Fachin evoca Ibsen

Manoel Hygino / 19/05/2017 - 06h00

Os acontecimentos mais recentes no âmago do governo brasileiro causaram  estupefação a um povo já desencantado com seus dirigentes. Por tanto tempo, estávamos à beira do precipício, mas caímos no vácuo. Nunca, jamais em tempo algum, pensar-se-ia que chegássemos a este ponto.

Aconselha-se meditar olhando em redor. A sugestão resulta da posição do ministro Edson Fachin, após participar de reunião no Supremo Tribunal Federal sobre o “volta ou não volta” de José Dirceu na prisão em Curitiba.

Naquela ocasião, Fachin, relator e voto vencido na matéria, lembrou um escritor que já foi mais conhecido no Brasil: o dramaturgo Henrik Ibsen, cuja peça “Casa de Bonecas” se tornou, tempos atrás, até popular entre nós. 

Fachin disse: “Saí daqui, ontem, com vontade de reler o Ibsen, em Um inimigo do povo e A história do doutor Stockmann”. O magistrado parece bom em literatura europeia. Evoque-se o autor norueguês, o tema, o personagem, segundo o resumo de Hélio Gurovitz: “Na peça de 1882, Thomas Stockmann é médico numa aldeia cuja economia impulsiona uma estação balneária.

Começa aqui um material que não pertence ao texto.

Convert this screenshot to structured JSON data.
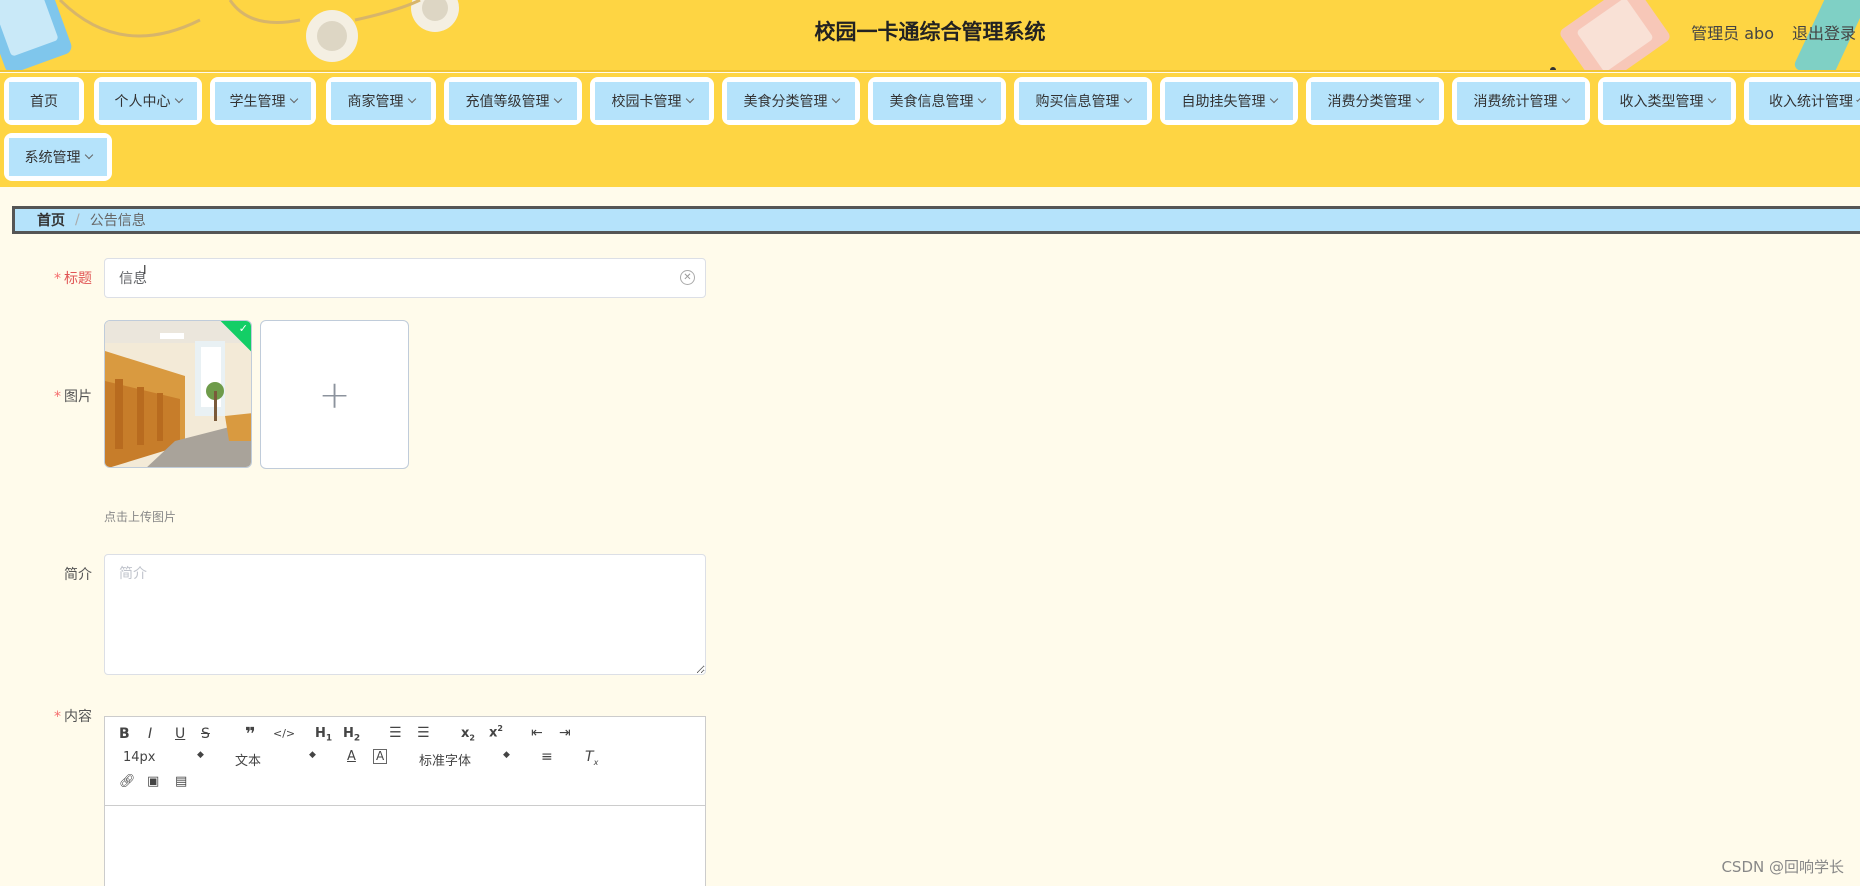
{
  "header": {
    "title": "校园一卡通综合管理系统",
    "user": "管理员 abo",
    "logout": "退出登录"
  },
  "nav": {
    "items": [
      {
        "label": "首页",
        "dropdown": false
      },
      {
        "label": "个人中心",
        "dropdown": true
      },
      {
        "label": "学生管理",
        "dropdown": true
      },
      {
        "label": "商家管理",
        "dropdown": true
      },
      {
        "label": "充值等级管理",
        "dropdown": true
      },
      {
        "label": "校园卡管理",
        "dropdown": true
      },
      {
        "label": "美食分类管理",
        "dropdown": true
      },
      {
        "label": "美食信息管理",
        "dropdown": true
      },
      {
        "label": "购买信息管理",
        "dropdown": true
      },
      {
        "label": "自助挂失管理",
        "dropdown": true
      },
      {
        "label": "消费分类管理",
        "dropdown": true
      },
      {
        "label": "消费统计管理",
        "dropdown": true
      },
      {
        "label": "收入类型管理",
        "dropdown": true
      },
      {
        "label": "收入统计管理",
        "dropdown": true
      },
      {
        "label": "系统管理",
        "dropdown": true
      }
    ]
  },
  "breadcrumb": {
    "home": "首页",
    "separator": "/",
    "current": "公告信息"
  },
  "form": {
    "title_label": "标题",
    "title_value": "信息",
    "image_label": "图片",
    "upload_tip": "点击上传图片",
    "intro_label": "简介",
    "intro_placeholder": "简介",
    "content_label": "内容",
    "required_mark": "*"
  },
  "editor": {
    "font_size": "14px",
    "header_select": "文本",
    "font_family": "标准字体"
  },
  "watermark": "CSDN @回响学长",
  "colors": {
    "header_bg": "#fed543",
    "nav_button_bg": "#b5e3fb",
    "page_bg": "#fffbeb",
    "success": "#13ce66"
  }
}
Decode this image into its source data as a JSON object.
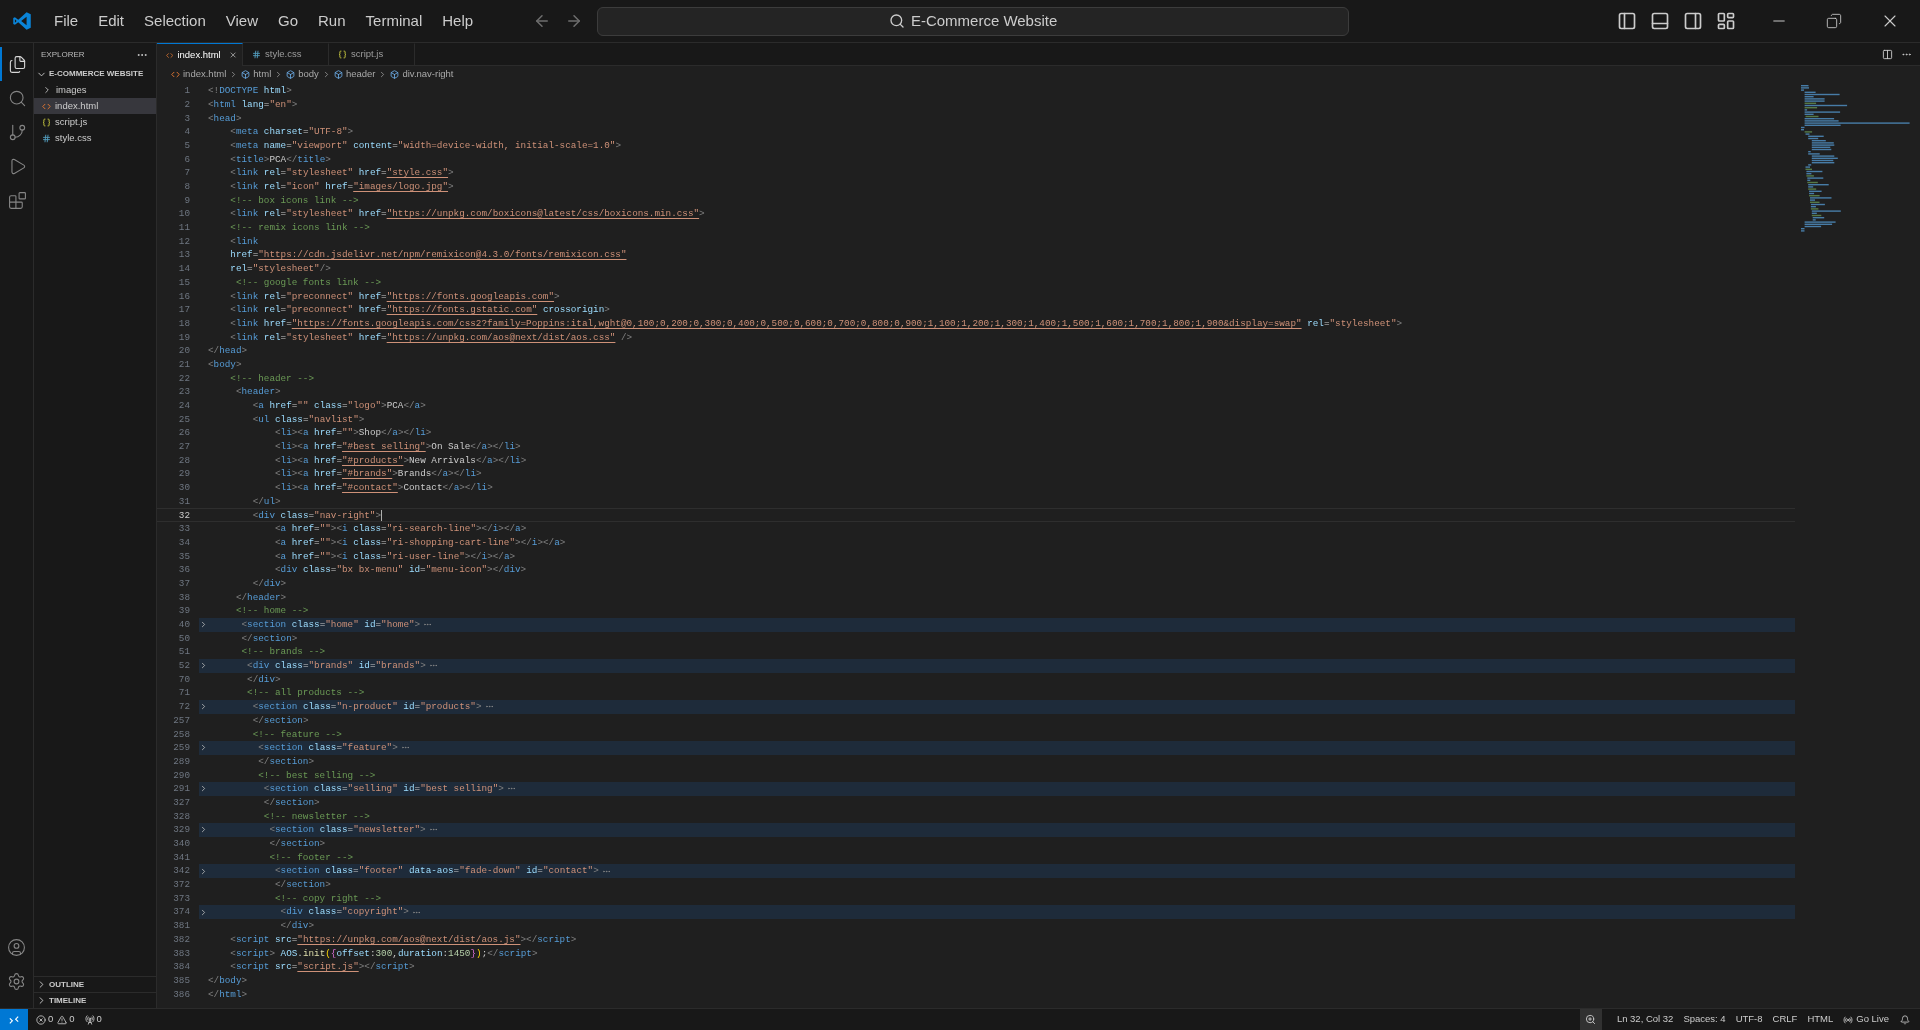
{
  "title_bar": {
    "menus": [
      "File",
      "Edit",
      "Selection",
      "View",
      "Go",
      "Run",
      "Terminal",
      "Help"
    ],
    "command_center": "E-Commerce Website"
  },
  "activity_bar": {
    "top": [
      {
        "kind": "explorer",
        "selected": true
      },
      {
        "kind": "search",
        "selected": false
      },
      {
        "kind": "source-control",
        "selected": false
      },
      {
        "kind": "run",
        "selected": false
      },
      {
        "kind": "extensions",
        "selected": false
      }
    ],
    "bottom": [
      {
        "kind": "account"
      },
      {
        "kind": "settings"
      }
    ]
  },
  "explorer": {
    "title": "EXPLORER",
    "folder": {
      "name": "E-COMMERCE WEBSITE",
      "expanded": true,
      "items": [
        {
          "name": "images",
          "kind": "folder",
          "expanded": false,
          "selected": false
        },
        {
          "name": "index.html",
          "kind": "html",
          "selected": true
        },
        {
          "name": "script.js",
          "kind": "js",
          "selected": false
        },
        {
          "name": "style.css",
          "kind": "css",
          "selected": false
        }
      ]
    },
    "sections": [
      {
        "name": "OUTLINE",
        "expanded": false
      },
      {
        "name": "TIMELINE",
        "expanded": false
      }
    ]
  },
  "tabs": [
    {
      "label": "index.html",
      "kind": "html",
      "selected": true
    },
    {
      "label": "style.css",
      "kind": "css",
      "selected": false
    },
    {
      "label": "script.js",
      "kind": "js",
      "selected": false
    }
  ],
  "breadcrumb": [
    {
      "label": "index.html",
      "kind": "html"
    },
    {
      "label": "html",
      "kind": "element"
    },
    {
      "label": "body",
      "kind": "element"
    },
    {
      "label": "header",
      "kind": "element"
    },
    {
      "label": "div.nav-right",
      "kind": "element"
    }
  ],
  "editor": {
    "lines": [
      {
        "no": "1",
        "folded": false,
        "current": false,
        "text": "<!DOCTYPE html>"
      },
      {
        "no": "2",
        "folded": false,
        "current": false,
        "text": "<html lang=\"en\">"
      },
      {
        "no": "3",
        "folded": false,
        "current": false,
        "text": "<head>"
      },
      {
        "no": "4",
        "folded": false,
        "current": false,
        "text": "    <meta charset=\"UTF-8\">"
      },
      {
        "no": "5",
        "folded": false,
        "current": false,
        "text": "    <meta name=\"viewport\" content=\"width=device-width, initial-scale=1.0\">"
      },
      {
        "no": "6",
        "folded": false,
        "current": false,
        "text": "    <title>PCA</title>"
      },
      {
        "no": "7",
        "folded": false,
        "current": false,
        "text": "    <link rel=\"stylesheet\" href=\"style.css\">"
      },
      {
        "no": "8",
        "folded": false,
        "current": false,
        "text": "    <link rel=\"icon\" href=\"images/logo.jpg\">"
      },
      {
        "no": "9",
        "folded": false,
        "current": false,
        "text": "    <!-- box icons link -->"
      },
      {
        "no": "10",
        "folded": false,
        "current": false,
        "text": "    <link rel=\"stylesheet\" href=\"https://unpkg.com/boxicons@latest/css/boxicons.min.css\">"
      },
      {
        "no": "11",
        "folded": false,
        "current": false,
        "text": "    <!-- remix icons link -->"
      },
      {
        "no": "12",
        "folded": false,
        "current": false,
        "text": "    <link"
      },
      {
        "no": "13",
        "folded": false,
        "current": false,
        "text": "    href=\"https://cdn.jsdelivr.net/npm/remixicon@4.3.0/fonts/remixicon.css\""
      },
      {
        "no": "14",
        "folded": false,
        "current": false,
        "text": "    rel=\"stylesheet\"/>"
      },
      {
        "no": "15",
        "folded": false,
        "current": false,
        "text": "     <!-- google fonts link -->"
      },
      {
        "no": "16",
        "folded": false,
        "current": false,
        "text": "    <link rel=\"preconnect\" href=\"https://fonts.googleapis.com\">"
      },
      {
        "no": "17",
        "folded": false,
        "current": false,
        "text": "    <link rel=\"preconnect\" href=\"https://fonts.gstatic.com\" crossorigin>"
      },
      {
        "no": "18",
        "folded": false,
        "current": false,
        "text": "    <link href=\"https://fonts.googleapis.com/css2?family=Poppins:ital,wght@0,100;0,200;0,300;0,400;0,500;0,600;0,700;0,800;0,900;1,100;1,200;1,300;1,400;1,500;1,600;1,700;1,800;1,900&display=swap\" rel=\"stylesheet\">"
      },
      {
        "no": "19",
        "folded": false,
        "current": false,
        "text": "    <link rel=\"stylesheet\" href=\"https://unpkg.com/aos@next/dist/aos.css\" />"
      },
      {
        "no": "20",
        "folded": false,
        "current": false,
        "text": "</head>"
      },
      {
        "no": "21",
        "folded": false,
        "current": false,
        "text": "<body>"
      },
      {
        "no": "22",
        "folded": false,
        "current": false,
        "text": "    <!-- header -->"
      },
      {
        "no": "23",
        "folded": false,
        "current": false,
        "text": "     <header>"
      },
      {
        "no": "24",
        "folded": false,
        "current": false,
        "text": "        <a href=\"\" class=\"logo\">PCA</a>"
      },
      {
        "no": "25",
        "folded": false,
        "current": false,
        "text": "        <ul class=\"navlist\">"
      },
      {
        "no": "26",
        "folded": false,
        "current": false,
        "text": "            <li><a href=\"\">Shop</a></li>"
      },
      {
        "no": "27",
        "folded": false,
        "current": false,
        "text": "            <li><a href=\"#best selling\">On Sale</a></li>"
      },
      {
        "no": "28",
        "folded": false,
        "current": false,
        "text": "            <li><a href=\"#products\">New Arrivals</a></li>"
      },
      {
        "no": "29",
        "folded": false,
        "current": false,
        "text": "            <li><a href=\"#brands\">Brands</a></li>"
      },
      {
        "no": "30",
        "folded": false,
        "current": false,
        "text": "            <li><a href=\"#contact\">Contact</a></li>"
      },
      {
        "no": "31",
        "folded": false,
        "current": false,
        "text": "        </ul>"
      },
      {
        "no": "32",
        "folded": false,
        "current": true,
        "text": "        <div class=\"nav-right\">"
      },
      {
        "no": "33",
        "folded": false,
        "current": false,
        "text": "            <a href=\"\"><i class=\"ri-search-line\"></i></a>"
      },
      {
        "no": "34",
        "folded": false,
        "current": false,
        "text": "            <a href=\"\"><i class=\"ri-shopping-cart-line\"></i></a>"
      },
      {
        "no": "35",
        "folded": false,
        "current": false,
        "text": "            <a href=\"\"><i class=\"ri-user-line\"></i></a>"
      },
      {
        "no": "36",
        "folded": false,
        "current": false,
        "text": "            <div class=\"bx bx-menu\" id=\"menu-icon\"></div>"
      },
      {
        "no": "37",
        "folded": false,
        "current": false,
        "text": "        </div>"
      },
      {
        "no": "38",
        "folded": false,
        "current": false,
        "text": "     </header>"
      },
      {
        "no": "39",
        "folded": false,
        "current": false,
        "text": "     <!-- home -->"
      },
      {
        "no": "40",
        "folded": true,
        "current": false,
        "text": "      <section class=\"home\" id=\"home\">"
      },
      {
        "no": "50",
        "folded": false,
        "current": false,
        "text": "      </section>"
      },
      {
        "no": "51",
        "folded": false,
        "current": false,
        "text": "      <!-- brands -->"
      },
      {
        "no": "52",
        "folded": true,
        "current": false,
        "text": "       <div class=\"brands\" id=\"brands\">"
      },
      {
        "no": "70",
        "folded": false,
        "current": false,
        "text": "       </div>"
      },
      {
        "no": "71",
        "folded": false,
        "current": false,
        "text": "       <!-- all products -->"
      },
      {
        "no": "72",
        "folded": true,
        "current": false,
        "text": "        <section class=\"n-product\" id=\"products\">"
      },
      {
        "no": "257",
        "folded": false,
        "current": false,
        "text": "        </section>"
      },
      {
        "no": "258",
        "folded": false,
        "current": false,
        "text": "        <!-- feature -->"
      },
      {
        "no": "259",
        "folded": true,
        "current": false,
        "text": "         <section class=\"feature\">"
      },
      {
        "no": "289",
        "folded": false,
        "current": false,
        "text": "         </section>"
      },
      {
        "no": "290",
        "folded": false,
        "current": false,
        "text": "         <!-- best selling -->"
      },
      {
        "no": "291",
        "folded": true,
        "current": false,
        "text": "          <section class=\"selling\" id=\"best selling\">"
      },
      {
        "no": "327",
        "folded": false,
        "current": false,
        "text": "          </section>"
      },
      {
        "no": "328",
        "folded": false,
        "current": false,
        "text": "          <!-- newsletter -->"
      },
      {
        "no": "329",
        "folded": true,
        "current": false,
        "text": "           <section class=\"newsletter\">"
      },
      {
        "no": "340",
        "folded": false,
        "current": false,
        "text": "           </section>"
      },
      {
        "no": "341",
        "folded": false,
        "current": false,
        "text": "           <!-- footer -->"
      },
      {
        "no": "342",
        "folded": true,
        "current": false,
        "text": "            <section class=\"footer\" data-aos=\"fade-down\" id=\"contact\">"
      },
      {
        "no": "372",
        "folded": false,
        "current": false,
        "text": "            </section>"
      },
      {
        "no": "373",
        "folded": false,
        "current": false,
        "text": "            <!-- copy right -->"
      },
      {
        "no": "374",
        "folded": true,
        "current": false,
        "text": "             <div class=\"copyright\">"
      },
      {
        "no": "381",
        "folded": false,
        "current": false,
        "text": "             </div>"
      },
      {
        "no": "382",
        "folded": false,
        "current": false,
        "text": "    <script src=\"https://unpkg.com/aos@next/dist/aos.js\"></script>"
      },
      {
        "no": "383",
        "folded": false,
        "current": false,
        "text": "    <script> AOS.init({offset:300,duration:1450});</script>"
      },
      {
        "no": "384",
        "folded": false,
        "current": false,
        "text": "    <script src=\"script.js\"></script>"
      },
      {
        "no": "385",
        "folded": false,
        "current": false,
        "text": "</body>"
      },
      {
        "no": "386",
        "folded": false,
        "current": false,
        "text": "</html>"
      }
    ]
  },
  "status_bar": {
    "errors": "0",
    "warnings": "0",
    "ports": "0",
    "position": "Ln 32, Col 32",
    "indentation": "Spaces: 4",
    "encoding": "UTF-8",
    "line_ending": "CRLF",
    "language": "HTML",
    "live_server": "Go Live"
  }
}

Descobre que as águas são contaminadas pelo esgoto de um curtume e tenta levar a notícia à imprensa, com base num laudo técnico. Seu irmão, prefeito, consegue evitar a publicação e lança um desmentido, para evitar que a cidade fosse prejudicada pela fuga dos turistas. 

Stockmann convoca, então, uma reunião para apresentar os fatos, mas é impedido de falar por uma aliança entre o prefeito, jornalistas e representantes dos pequenos empresários. Passa a vituperar contra a “massa amorfa” de cidadãos. “A maioria nunca tem razão! Esta é a maior mentira social que já se disse!”, protesta aos brados. 

“Quem constitui a maioria dosa habitantes de um país? Pessoas inteligentes ou imbecis? (...) Os imbecis formam maioria esmagadora. É motivo suficiente para que mandem nos demais”. 

A revolta popular é tão grande que Stockmann é declarado “inimigo do povo”. Perde o emprego, sua casa é apedrejada, é despejado, seus filhos são expulsos da aula, sua filha mais velha é também demitida da escola onde lecionava. Nem sair do país consegue, pois o capitão que lhe garantira lugar num navio também é demitido.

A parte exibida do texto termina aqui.